横浜院長のひとりごと

横浜院長のひとりごと No.007 NIRS

横浜院長の柏です。
クリニックの医師といえども、最新の医療水準にupdateしていかないと適切な医療は行えません。今回私は、東大病院にてNIRS(near-infrared spectroscopy, 近赤外線スペクトロスコピー)検査について研修させていただいて来ました。
NIRSに関しては、NHKスペシャルなどでご覧になった方も多いのではないでしょうか。近赤外線を利用して脳の血流を測定することにより、疾患の鑑別に役立てようという新しい検査法です。とくにうつ病と躁うつ病(双極性障害)の鑑別、統合失調症の診断において期待されています。
これまで心療内科・精神科疾患の診断は面接でそのほとんどが決まり、心理検査は補助的な役割に過ぎず、血液検査、そして脳波やMRIなどの生理検査はあくまでもてんかんや体の病気などが隠れていないかの除外診断的な意味合いに留まっていました。私が医者になってからも、PET, fMRI, MRSなどの生理的検査法や、ドーパミン代謝物やコルチコステロイドなどの生化学的検査法、遺伝子検査などが研究されてきましたが、どれも現場で診断に使える水準には至っていませんでした。
この中でNIRSは、患者様に痛みや負担をかけることなく簡便に行え、かつ鑑別診断にも一定の効果が期待できそうです。精神疾患の検査法でははじめて先進医療(リンクのNo.44)に認定されており、近い将来皆様にルーチンで受けていただき、診断精度の向上、治療方針のより正しい策定に役立てることができる日が期待されます。
さて、実際に見せていただいたNIRS検査ですが、装置も施行方法も簡便で、結果も今回は素人の私が見てもすぐわかるものでした。

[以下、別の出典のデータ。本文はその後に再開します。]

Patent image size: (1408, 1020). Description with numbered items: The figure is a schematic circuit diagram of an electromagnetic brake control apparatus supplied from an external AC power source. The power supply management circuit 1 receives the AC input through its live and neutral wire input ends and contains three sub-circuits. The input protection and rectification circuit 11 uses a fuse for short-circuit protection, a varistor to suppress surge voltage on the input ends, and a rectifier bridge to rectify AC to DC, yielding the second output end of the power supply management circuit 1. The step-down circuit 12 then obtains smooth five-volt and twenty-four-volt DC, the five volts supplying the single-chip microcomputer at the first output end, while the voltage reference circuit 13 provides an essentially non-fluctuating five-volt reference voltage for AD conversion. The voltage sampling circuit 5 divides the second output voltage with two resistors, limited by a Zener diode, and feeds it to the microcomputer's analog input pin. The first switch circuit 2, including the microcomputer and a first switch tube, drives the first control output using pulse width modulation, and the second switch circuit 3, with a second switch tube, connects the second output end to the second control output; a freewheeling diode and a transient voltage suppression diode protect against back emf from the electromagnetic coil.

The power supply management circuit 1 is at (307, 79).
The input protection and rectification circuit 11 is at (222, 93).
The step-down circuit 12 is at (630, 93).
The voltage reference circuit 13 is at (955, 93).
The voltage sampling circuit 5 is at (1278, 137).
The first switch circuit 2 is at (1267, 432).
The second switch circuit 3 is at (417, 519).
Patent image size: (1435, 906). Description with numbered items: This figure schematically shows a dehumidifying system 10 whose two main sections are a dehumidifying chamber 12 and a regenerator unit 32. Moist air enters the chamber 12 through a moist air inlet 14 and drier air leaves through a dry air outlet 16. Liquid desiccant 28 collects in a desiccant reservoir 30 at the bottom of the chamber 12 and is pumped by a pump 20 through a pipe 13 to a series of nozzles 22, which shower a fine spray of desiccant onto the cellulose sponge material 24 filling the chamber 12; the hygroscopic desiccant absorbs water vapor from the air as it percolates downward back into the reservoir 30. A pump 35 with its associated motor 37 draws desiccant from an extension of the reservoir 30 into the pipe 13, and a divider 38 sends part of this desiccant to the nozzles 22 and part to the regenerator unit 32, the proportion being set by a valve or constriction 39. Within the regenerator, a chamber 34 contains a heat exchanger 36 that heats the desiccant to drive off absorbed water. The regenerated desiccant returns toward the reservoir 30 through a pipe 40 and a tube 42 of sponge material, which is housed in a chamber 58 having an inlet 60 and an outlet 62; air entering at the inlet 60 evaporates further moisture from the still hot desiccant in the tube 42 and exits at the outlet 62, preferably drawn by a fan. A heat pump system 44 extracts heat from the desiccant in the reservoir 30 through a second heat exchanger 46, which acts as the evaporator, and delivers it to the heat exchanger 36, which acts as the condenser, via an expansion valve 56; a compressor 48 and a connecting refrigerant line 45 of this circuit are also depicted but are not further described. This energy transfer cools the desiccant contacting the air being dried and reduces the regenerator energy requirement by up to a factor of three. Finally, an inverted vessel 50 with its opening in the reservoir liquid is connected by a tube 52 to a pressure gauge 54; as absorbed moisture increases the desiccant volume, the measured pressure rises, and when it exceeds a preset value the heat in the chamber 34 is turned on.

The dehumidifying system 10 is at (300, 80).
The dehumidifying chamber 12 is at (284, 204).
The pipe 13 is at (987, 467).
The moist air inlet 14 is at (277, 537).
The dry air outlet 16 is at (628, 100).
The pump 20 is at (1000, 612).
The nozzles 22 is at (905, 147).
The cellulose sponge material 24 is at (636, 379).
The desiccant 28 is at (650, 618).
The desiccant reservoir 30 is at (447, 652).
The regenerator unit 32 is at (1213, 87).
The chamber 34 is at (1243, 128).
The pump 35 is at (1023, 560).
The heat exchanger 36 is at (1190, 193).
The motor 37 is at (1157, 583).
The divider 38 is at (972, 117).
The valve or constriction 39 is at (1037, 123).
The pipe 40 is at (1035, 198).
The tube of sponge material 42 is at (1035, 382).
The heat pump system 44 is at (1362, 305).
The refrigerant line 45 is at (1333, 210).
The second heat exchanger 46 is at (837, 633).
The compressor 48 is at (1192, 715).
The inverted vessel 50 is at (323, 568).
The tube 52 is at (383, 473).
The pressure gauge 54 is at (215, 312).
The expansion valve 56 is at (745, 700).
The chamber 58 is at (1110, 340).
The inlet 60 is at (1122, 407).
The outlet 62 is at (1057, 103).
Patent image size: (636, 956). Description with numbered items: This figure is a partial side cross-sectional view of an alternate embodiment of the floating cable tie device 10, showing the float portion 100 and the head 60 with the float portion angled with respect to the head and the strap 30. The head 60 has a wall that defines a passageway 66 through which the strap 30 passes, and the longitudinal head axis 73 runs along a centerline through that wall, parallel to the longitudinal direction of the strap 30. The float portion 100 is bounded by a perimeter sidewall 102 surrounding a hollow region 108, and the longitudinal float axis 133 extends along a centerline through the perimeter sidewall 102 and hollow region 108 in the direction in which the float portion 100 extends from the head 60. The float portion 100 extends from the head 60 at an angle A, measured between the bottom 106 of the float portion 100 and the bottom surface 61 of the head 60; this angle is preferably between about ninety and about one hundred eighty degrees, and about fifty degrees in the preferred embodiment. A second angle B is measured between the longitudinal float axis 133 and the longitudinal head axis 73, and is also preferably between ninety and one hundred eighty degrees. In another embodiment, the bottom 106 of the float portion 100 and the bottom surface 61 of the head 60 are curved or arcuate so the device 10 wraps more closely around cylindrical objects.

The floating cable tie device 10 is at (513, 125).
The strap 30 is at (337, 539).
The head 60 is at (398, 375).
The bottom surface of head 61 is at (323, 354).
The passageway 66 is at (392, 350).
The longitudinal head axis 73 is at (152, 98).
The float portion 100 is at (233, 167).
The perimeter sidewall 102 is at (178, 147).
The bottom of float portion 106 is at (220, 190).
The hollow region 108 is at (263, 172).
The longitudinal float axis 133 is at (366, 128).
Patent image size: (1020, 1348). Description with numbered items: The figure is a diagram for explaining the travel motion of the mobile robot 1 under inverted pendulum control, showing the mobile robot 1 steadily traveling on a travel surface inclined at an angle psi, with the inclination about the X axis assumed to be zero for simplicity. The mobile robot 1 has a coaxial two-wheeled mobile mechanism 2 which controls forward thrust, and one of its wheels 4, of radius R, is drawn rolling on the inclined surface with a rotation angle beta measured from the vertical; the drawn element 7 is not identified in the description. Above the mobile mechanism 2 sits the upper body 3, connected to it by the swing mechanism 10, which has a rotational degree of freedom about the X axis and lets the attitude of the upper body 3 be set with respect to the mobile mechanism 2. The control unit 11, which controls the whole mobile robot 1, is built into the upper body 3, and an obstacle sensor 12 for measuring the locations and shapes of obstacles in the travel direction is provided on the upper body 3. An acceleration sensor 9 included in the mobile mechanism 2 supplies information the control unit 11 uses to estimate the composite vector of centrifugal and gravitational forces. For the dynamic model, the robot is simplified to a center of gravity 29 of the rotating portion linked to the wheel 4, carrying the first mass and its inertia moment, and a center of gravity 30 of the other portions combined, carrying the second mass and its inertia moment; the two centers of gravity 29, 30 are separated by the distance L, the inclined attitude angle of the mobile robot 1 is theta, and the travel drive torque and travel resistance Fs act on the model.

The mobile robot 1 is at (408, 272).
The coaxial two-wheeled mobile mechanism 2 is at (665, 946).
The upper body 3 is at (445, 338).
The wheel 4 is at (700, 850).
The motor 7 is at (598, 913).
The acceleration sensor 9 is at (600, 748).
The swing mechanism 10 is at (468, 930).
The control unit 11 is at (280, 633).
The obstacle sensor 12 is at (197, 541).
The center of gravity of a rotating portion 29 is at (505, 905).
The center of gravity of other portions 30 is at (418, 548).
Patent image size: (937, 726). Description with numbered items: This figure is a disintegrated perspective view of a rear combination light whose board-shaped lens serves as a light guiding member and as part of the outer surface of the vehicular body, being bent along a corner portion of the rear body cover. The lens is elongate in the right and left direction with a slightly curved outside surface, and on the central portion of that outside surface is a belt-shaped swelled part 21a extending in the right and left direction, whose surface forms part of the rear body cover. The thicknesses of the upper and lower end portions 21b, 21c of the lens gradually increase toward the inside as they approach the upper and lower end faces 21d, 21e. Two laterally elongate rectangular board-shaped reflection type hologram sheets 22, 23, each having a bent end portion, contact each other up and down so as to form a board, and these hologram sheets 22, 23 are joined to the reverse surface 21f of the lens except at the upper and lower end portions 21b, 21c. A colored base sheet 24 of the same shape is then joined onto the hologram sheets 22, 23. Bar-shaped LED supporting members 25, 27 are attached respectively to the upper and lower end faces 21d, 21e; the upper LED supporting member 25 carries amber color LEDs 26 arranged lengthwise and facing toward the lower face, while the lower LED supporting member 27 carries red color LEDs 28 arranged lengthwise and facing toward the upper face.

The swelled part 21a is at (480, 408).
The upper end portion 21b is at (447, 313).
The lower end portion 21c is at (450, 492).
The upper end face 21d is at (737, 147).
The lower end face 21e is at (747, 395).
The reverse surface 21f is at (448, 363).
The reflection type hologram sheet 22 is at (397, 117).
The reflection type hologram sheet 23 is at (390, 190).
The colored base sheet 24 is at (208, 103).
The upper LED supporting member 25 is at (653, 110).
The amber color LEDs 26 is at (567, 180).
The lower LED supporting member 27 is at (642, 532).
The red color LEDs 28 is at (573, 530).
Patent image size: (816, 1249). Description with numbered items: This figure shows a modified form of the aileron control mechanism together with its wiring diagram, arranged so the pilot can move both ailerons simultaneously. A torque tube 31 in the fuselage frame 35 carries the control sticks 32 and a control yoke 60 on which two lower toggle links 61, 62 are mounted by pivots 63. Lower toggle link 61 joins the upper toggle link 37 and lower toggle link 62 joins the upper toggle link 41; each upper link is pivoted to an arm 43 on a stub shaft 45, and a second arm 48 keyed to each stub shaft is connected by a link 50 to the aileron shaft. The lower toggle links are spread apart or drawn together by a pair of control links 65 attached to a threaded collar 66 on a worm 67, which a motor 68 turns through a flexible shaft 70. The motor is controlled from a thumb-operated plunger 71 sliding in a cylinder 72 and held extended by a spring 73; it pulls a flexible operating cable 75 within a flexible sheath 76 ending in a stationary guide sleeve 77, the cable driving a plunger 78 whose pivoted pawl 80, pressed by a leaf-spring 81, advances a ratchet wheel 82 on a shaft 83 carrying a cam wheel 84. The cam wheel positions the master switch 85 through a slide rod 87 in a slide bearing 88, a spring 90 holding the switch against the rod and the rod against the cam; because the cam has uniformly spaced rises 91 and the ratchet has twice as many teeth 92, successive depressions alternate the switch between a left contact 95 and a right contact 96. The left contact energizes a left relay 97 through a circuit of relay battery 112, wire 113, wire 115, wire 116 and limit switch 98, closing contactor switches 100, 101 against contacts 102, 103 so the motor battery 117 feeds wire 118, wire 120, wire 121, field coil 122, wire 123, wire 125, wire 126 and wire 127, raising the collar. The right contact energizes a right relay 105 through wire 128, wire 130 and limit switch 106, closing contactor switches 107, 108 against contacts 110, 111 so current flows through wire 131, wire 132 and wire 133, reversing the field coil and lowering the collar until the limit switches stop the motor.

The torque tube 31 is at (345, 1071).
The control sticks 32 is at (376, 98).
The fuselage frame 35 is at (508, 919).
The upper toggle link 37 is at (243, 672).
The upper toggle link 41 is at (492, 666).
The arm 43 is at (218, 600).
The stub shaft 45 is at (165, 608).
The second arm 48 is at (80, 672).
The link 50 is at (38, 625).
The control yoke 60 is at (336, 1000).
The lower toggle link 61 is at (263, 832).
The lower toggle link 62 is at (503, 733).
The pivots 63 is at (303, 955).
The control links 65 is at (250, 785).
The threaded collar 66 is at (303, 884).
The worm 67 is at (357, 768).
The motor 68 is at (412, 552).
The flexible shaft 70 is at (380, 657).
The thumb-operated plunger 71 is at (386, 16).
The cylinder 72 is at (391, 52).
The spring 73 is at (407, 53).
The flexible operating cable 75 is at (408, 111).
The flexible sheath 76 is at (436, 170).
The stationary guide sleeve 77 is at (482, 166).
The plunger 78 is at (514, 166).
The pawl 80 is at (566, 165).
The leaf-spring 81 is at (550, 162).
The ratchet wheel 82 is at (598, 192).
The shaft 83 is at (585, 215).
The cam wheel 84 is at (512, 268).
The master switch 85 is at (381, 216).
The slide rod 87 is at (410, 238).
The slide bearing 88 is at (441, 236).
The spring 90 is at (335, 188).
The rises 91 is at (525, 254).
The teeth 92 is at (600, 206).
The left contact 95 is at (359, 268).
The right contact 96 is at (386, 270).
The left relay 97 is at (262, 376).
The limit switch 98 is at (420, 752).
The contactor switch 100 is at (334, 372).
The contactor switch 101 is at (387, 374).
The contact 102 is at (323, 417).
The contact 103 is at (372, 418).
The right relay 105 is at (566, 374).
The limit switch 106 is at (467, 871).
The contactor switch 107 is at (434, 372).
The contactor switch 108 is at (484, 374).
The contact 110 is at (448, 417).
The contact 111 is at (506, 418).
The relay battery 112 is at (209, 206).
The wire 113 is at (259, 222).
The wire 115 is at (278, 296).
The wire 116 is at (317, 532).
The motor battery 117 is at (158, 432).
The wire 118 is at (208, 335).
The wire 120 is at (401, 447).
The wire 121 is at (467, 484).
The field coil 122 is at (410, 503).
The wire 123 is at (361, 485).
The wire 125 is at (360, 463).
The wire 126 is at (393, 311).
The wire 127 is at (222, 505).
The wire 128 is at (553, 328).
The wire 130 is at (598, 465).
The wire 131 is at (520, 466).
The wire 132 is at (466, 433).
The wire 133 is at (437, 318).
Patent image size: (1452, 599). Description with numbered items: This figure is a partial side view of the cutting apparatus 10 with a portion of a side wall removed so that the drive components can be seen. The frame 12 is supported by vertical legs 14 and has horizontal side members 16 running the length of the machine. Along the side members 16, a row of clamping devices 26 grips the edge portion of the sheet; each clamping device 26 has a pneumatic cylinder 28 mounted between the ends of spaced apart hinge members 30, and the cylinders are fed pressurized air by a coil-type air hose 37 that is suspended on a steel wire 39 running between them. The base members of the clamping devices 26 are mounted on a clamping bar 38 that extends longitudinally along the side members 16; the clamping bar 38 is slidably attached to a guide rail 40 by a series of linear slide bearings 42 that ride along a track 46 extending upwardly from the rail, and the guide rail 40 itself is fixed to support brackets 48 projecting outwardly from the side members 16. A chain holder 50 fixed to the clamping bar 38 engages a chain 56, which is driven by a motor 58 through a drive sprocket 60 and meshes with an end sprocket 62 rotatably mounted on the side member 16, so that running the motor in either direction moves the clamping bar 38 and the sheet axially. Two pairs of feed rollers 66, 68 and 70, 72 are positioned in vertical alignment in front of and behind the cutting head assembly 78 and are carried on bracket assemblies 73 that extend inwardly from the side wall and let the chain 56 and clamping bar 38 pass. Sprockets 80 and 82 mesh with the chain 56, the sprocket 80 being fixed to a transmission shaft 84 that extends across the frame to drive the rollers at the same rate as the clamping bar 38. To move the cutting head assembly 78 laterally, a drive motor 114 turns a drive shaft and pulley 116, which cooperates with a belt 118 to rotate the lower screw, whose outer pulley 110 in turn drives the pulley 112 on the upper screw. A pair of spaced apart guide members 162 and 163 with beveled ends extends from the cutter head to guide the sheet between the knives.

見ているものが素質なのか状態なのかなど、まだまだ検討課題も多いですが、将来が楽しみです。
久々に訪れた母校でしたが、精神医学教室の若い先生達にエネルギーをもらって帰ってきました。いよいよ精神医学が学問としてのブレイクスルーを迎える、そんな期待を抱いたよき一日となりました。

コメント

  1. 隊長 より:

    日本では芹香病院が導入している治療法ですね。
    早くハートクリニックでも導入して欲しいです。

  2. 横浜院長 より:

    隊長様
    コメントありがとうございます。
    よく誤解を受けるのですが、NIRSは診断のための検査で、治療には使えません。
    芹香病院で使われているのはrTMS(反復性経頭蓋磁気刺激)ですね。こちらは頭に磁気をあててうつ病などを治療するためのものです。芹香病院の知人によるとNHK放送後すぐに申し込み殺到で予約パンク状態とか。これもまだ研究段階ではありますが、将来が楽しみです。